«È la mia sincera speranza che possa essere fatto tutto il necessario per continuare ad accompagnare con compassione il piccolo Alfie Evans e che la profonda sofferenza dei suoi genitori possa essere ascoltata. Prego per Alfie, per la sua famiglia e per tutte le persone coinvolte». Così Papa Francesco è intervenuto ieri sera con un tweet in italiano e in inglese sulla vicenda del bimbo di 22 mesi affetto da una malattia degenerativa misteriosa e ricoverato all’Alder Hey Children’s Hospital di Liverpool.
Sono ore decisive per Alfie, secondo la stampa britannica dopo la sentenza della Corte dei diritti dell’Uomo che ha giudicato inammissibile il ricorso dei genitori del bambino: la sospensione dei sostegni vitali – respirazione, alimentazione, idratazione – decisa dai medici e confermata dall’Alta Corte inglese potrebbe avvenire già domani.
NON PROCURARE LA MORTE. E come per Charlie Gard, quando chiese ai medici di «accompagnare e curare» il bimbo «sino alla fine» sottolineando che «difendere la vita umana, soprattutto quando è ferita dalla malattia, è un impegno d’amore che Dio affida ad ogni uomo», il Papa ha lanciato un messaggio forte e chiaro. Accompagnare e curare, non procurare la morte, non accorciare la vita. Come già Assuntina Morresi aveva sottolineato su tempi.it, il giudice Hayden, che ha portato il contenzioso legale per la morte di Alfie nella stessa direzione di quello di Charlie, Isaiah, Inès, e di chissà quanti altri bambini con “scarsa qualità di vita” (e per altro lo ha fatto strumentalizzando nella sentenza un passo sul fine-vita tratto dal messaggio inviato proprio da Francesco a monsignor Vincenzo Paglia in occasione di un convegno internazionale di medici), «non ha ricordato che per Charlie Gard il Papa ha messo a disposizione il suo ospedale, il Bambin Gesù, che si è rifiutato, con dichiarazioni ufficiali della sua presidente, di trasferire Charlie in Italia per eseguire la sentenza di sospensione della ventilazione artificiale: al Bambin Gesù, hanno dichiarato ufficialmente, in una conferenza stampa dedicata, che la respirazione assistita si interrompe solo a chi viene accertata la cosiddetta “morte cerebrale”, che per Charlie non c’era, così come non c’era per Isaiah e per Inés, e non c’è per Alfie».
«IL MEDICO NON È PADRONE». Accompagnare e curare: proprio come ribadito il 15 marzo scorso da Sergio Picardo, responsabile di Anestesia, rianimazione e Comparto operatorio dell’ospedale Bambino Gesù di Roma in una chiara intervista ad Avvenire: «Se non esistono cure, o se sono inutili, compito del medico è fare in modo che la malattia venga vissuta nella maniera più dignitosa possibile, senza affrettare il decorso. Ma il supporto delle cure vitali resta». Il dottore dell’ospedale del Papa, ospedale chiamato in causa anche nel processo di Alfie, sottolinea: «Noi non possiamo procurare la morte, quindi nel momento in cui c’è un supporto vitale non lo interrompiamo, se serve appunto a mantenere in vita il paziente, perché altrimenti in quel modo si procura la morte. Il medico non è padrone della vita e della morte. Non è il medico che sceglie il momento in cui l’essere umano muore. Se il paziente è terminale, si accompagna lui e la famiglia sostanzialmente per tutto il decorso della malattia ma non si applica alcuna manovra per abbreviarne i tempi».

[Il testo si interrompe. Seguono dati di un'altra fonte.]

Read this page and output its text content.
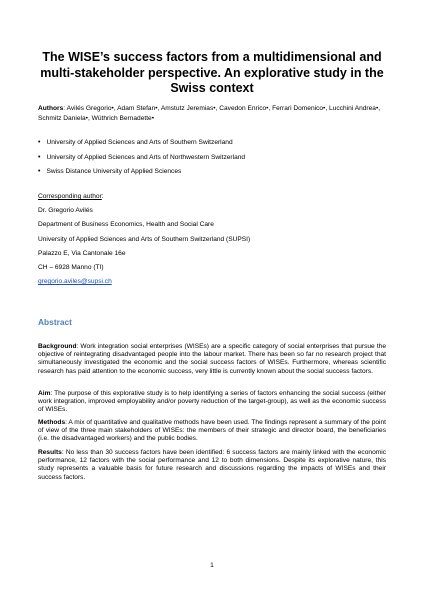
The WISE’s success factors from a multidimensional and multi-stakeholder perspective. An explorative study in the Swiss context
Authors: Avilés Gregorio•, Adam Stefan•, Amstutz Jeremias•, Cavedon Enrico•, Ferrari Domenico•, Lucchini Andrea•, Schmitz Daniela•, Wüthrich Bernadette•
• University of Applied Sciences and Arts of Southern Switzerland
• University of Applied Sciences and Arts of Northwestern Switzerland
• Swiss Distance University of Applied Sciences
Corresponding author:
Dr. Gregorio Avilés
Department of Business Economics, Health and Social Care
University of Applied Sciences and Arts of Southern Switzerland (SUPSI)
Palazzo E, Via Cantonale 16e
CH – 6928 Manno (TI)
gregorio.aviles@supsi.ch
Abstract

Background: Work integration social enterprises (WISEs) are a specific category of social enterprises that pursue the objective of reintegrating disadvantaged people into the labour market. There has been so far no research project that simultaneously investigated the economic and the social success factors of WISEs. Furthermore, whereas scientific research has paid attention to the economic success, very little is currently known about the social success factors.

Aim: The purpose of this explorative study is to help identifying a series of factors enhancing the social success (either work integration, improved employability and/or poverty reduction of the target-group), as well as the economic success of WISEs.

Methods: A mix of quantitative and qualitative methods have been used. The findings represent a summary of the point of view of the three main stakeholders of WISEs: the members of their strategic and director board, the beneficiaries (i.e. the disadvantaged workers) and the public bodies.

Results: No less than 30 success factors have been identified: 6 success factors are mainly linked with the economic performance, 12 factors with the social performance and 12 to both dimensions. Despite its explorative nature, this study represents a valuable basis for future research and discussions regarding the impacts of WISEs and their success factors.

1
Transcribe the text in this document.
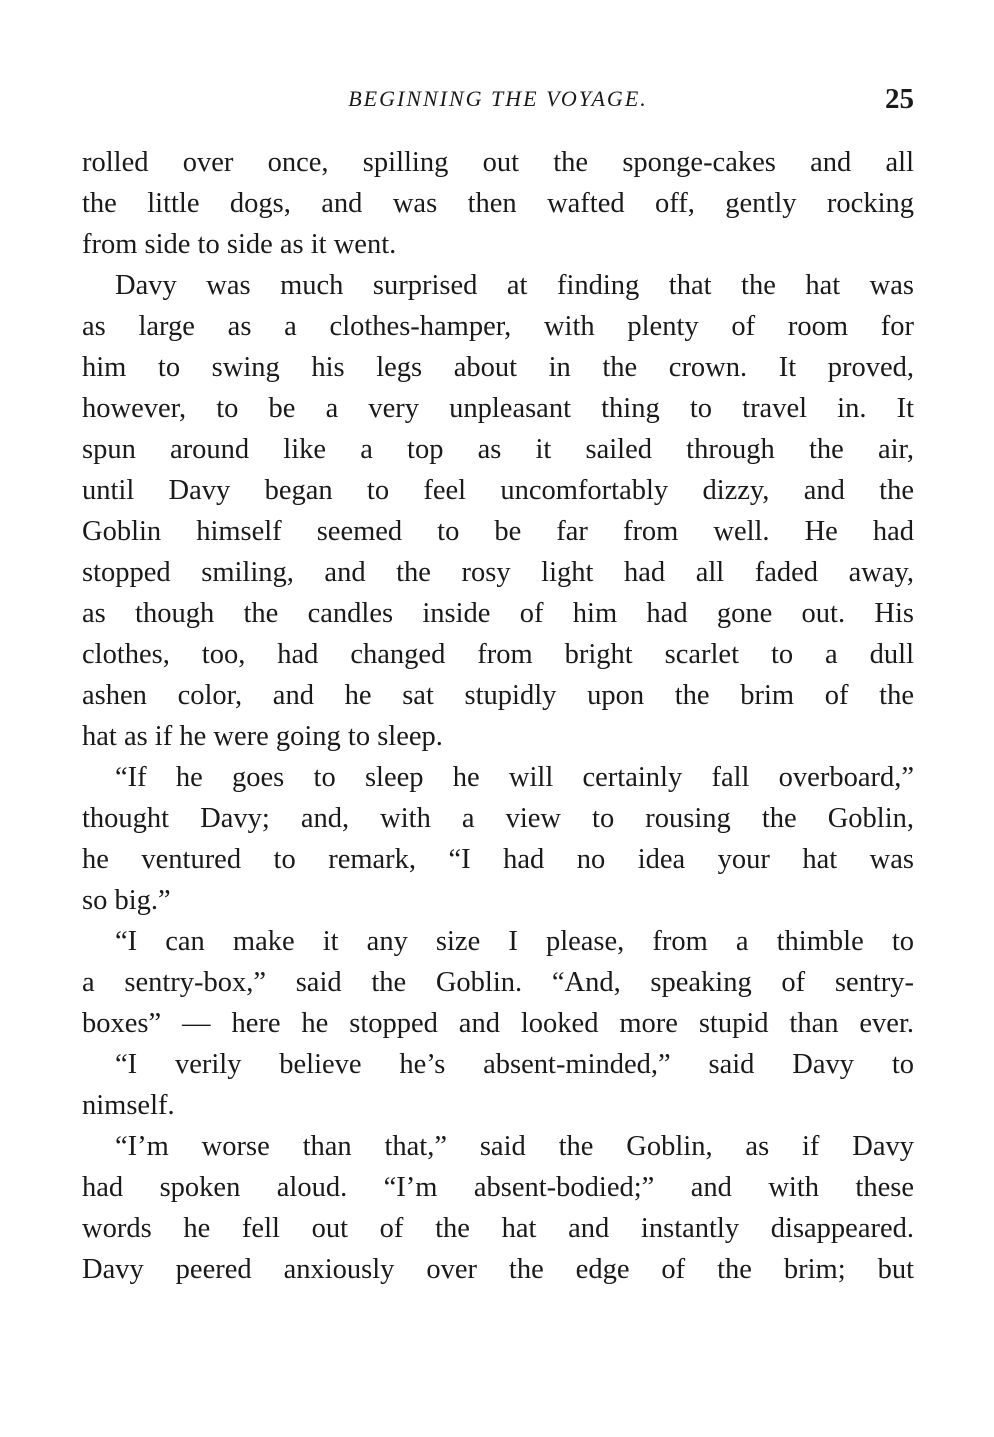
BEGINNING THE VOYAGE.	25
rolled over once, spilling out the sponge-cakes and all
the little dogs, and was then wafted off, gently rocking
from side to side as it went.
Davy was much surprised at finding that the hat was
as large as a clothes-hamper, with plenty of room for
him to swing his legs about in the crown. It proved,
however, to be a very unpleasant thing to travel in. It
spun around like a top as it sailed through the air,
until Davy began to feel uncomfortably dizzy, and the
Goblin himself seemed to be far from well. He had
stopped smiling, and the rosy light had all faded away,
as though the candles inside of him had gone out. His
clothes, too, had changed from bright scarlet to a dull
ashen color, and he sat stupidly upon the brim of the
hat as if he were going to sleep.
“If he goes to sleep he will certainly fall overboard,”
thought Davy; and, with a view to rousing the Goblin,
he ventured to remark, “I had no idea your hat was
so big.”
“I can make it any size I please, from a thimble to
a sentry-box,” said the Goblin. “And, speaking of sentry-
boxes” — here he stopped and looked more stupid than ever.
“I verily believe he’s absent-minded,” said Davy to
nimself.
“I’m worse than that,” said the Goblin, as if Davy
had spoken aloud. “I’m absent-bodied;” and with these
words he fell out of the hat and instantly disappeared.
Davy peered anxiously over the edge of the brim; but
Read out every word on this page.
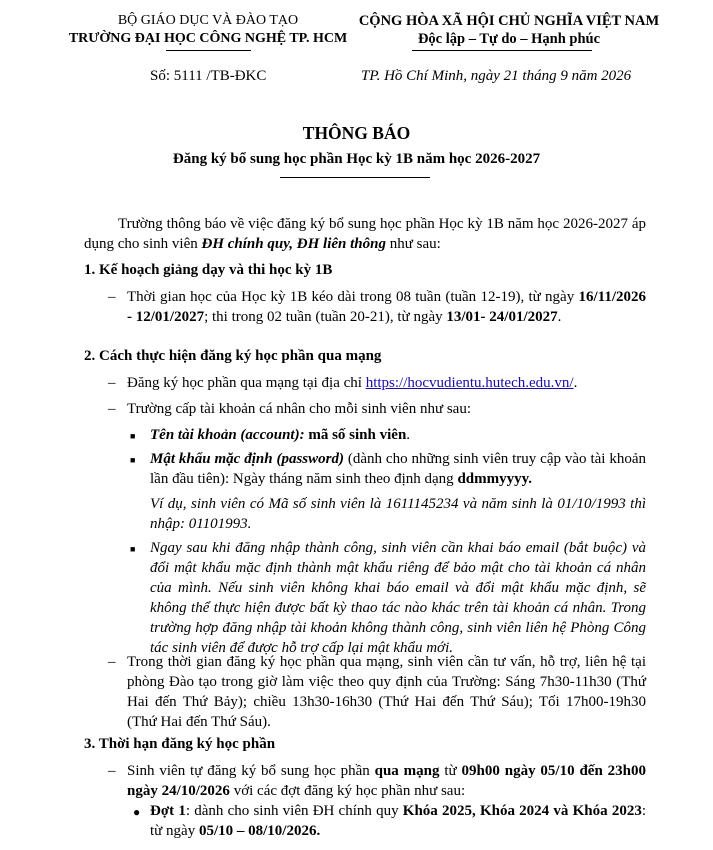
BỘ GIÁO DỤC VÀ ĐÀO TẠO
TRƯỜNG ĐẠI HỌC CÔNG NGHỆ TP. HCM
CỘNG HÒA XÃ HỘI CHỦ NGHĨA VIỆT NAM
Độc lập – Tự do – Hạnh phúc
Số: 5111 /TB-ĐKC	TP. Hồ Chí Minh, ngày 21 tháng 9 năm 2026
THÔNG BÁO
Đăng ký bổ sung học phần Học kỳ 1B năm học 2026-2027
Trường thông báo về việc đăng ký bổ sung học phần Học kỳ 1B năm học 2026-2027 áp dụng cho sinh viên ĐH chính quy, ĐH liên thông như sau:
1. Kế hoạch giảng dạy và thi học kỳ 1B
– Thời gian học của Học kỳ 1B kéo dài trong 08 tuần (tuần 12-19), từ ngày 16/11/2026 - 12/01/2027; thi trong 02 tuần (tuần 20-21), từ ngày 13/01- 24/01/2027.
2. Cách thực hiện đăng ký học phần qua mạng
– Đăng ký học phần qua mạng tại địa chỉ https://hocvudientu.hutech.edu.vn/.
– Trường cấp tài khoản cá nhân cho mỗi sinh viên như sau:
■ Tên tài khoản (account): mã số sinh viên.
■ Mật khẩu mặc định (password) (dành cho những sinh viên truy cập vào tài khoản lần đầu tiên): Ngày tháng năm sinh theo định dạng ddmmyyyy.
Ví dụ, sinh viên có Mã số sinh viên là 1611145234 và năm sinh là 01/10/1993 thì nhập: 01101993.
■ Ngay sau khi đăng nhập thành công, sinh viên cần khai báo email (bắt buộc) và đổi mật khẩu mặc định thành mật khẩu riêng để bảo mật cho tài khoản cá nhân của mình. Nếu sinh viên không khai báo email và đổi mật khẩu mặc định, sẽ không thể thực hiện được bất kỳ thao tác nào khác trên tài khoản cá nhân. Trong trường hợp đăng nhập tài khoản không thành công, sinh viên liên hệ Phòng Công tác sinh viên để được hỗ trợ cấp lại mật khẩu mới.
– Trong thời gian đăng ký học phần qua mạng, sinh viên cần tư vấn, hỗ trợ, liên hệ tại phòng Đào tạo trong giờ làm việc theo quy định của Trường: Sáng 7h30-11h30 (Thứ Hai đến Thứ Bảy); chiều 13h30-16h30 (Thứ Hai đến Thứ Sáu); Tối 17h00-19h30 (Thứ Hai đến Thứ Sáu).
3. Thời hạn đăng ký học phần
– Sinh viên tự đăng ký bổ sung học phần qua mạng từ 09h00 ngày 05/10 đến 23h00 ngày 24/10/2026 với các đợt đăng ký học phần như sau:
● Đợt 1: dành cho sinh viên ĐH chính quy Khóa 2025, Khóa 2024 và Khóa 2023: từ ngày 05/10 – 08/10/2026.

Cure palliative, ventilazione, ecco tutto il necessario per continuare ad accompagnare con compassione sino alla fine il piccolo Alfie Evans, così come dovevano essere accompagnati Charlie, Isaiah e Inés, morti soffocati: è quello che chiedono i genitori di Alfie, che chiedono i medici dell’ospedale del Papa, che chiede il Papa.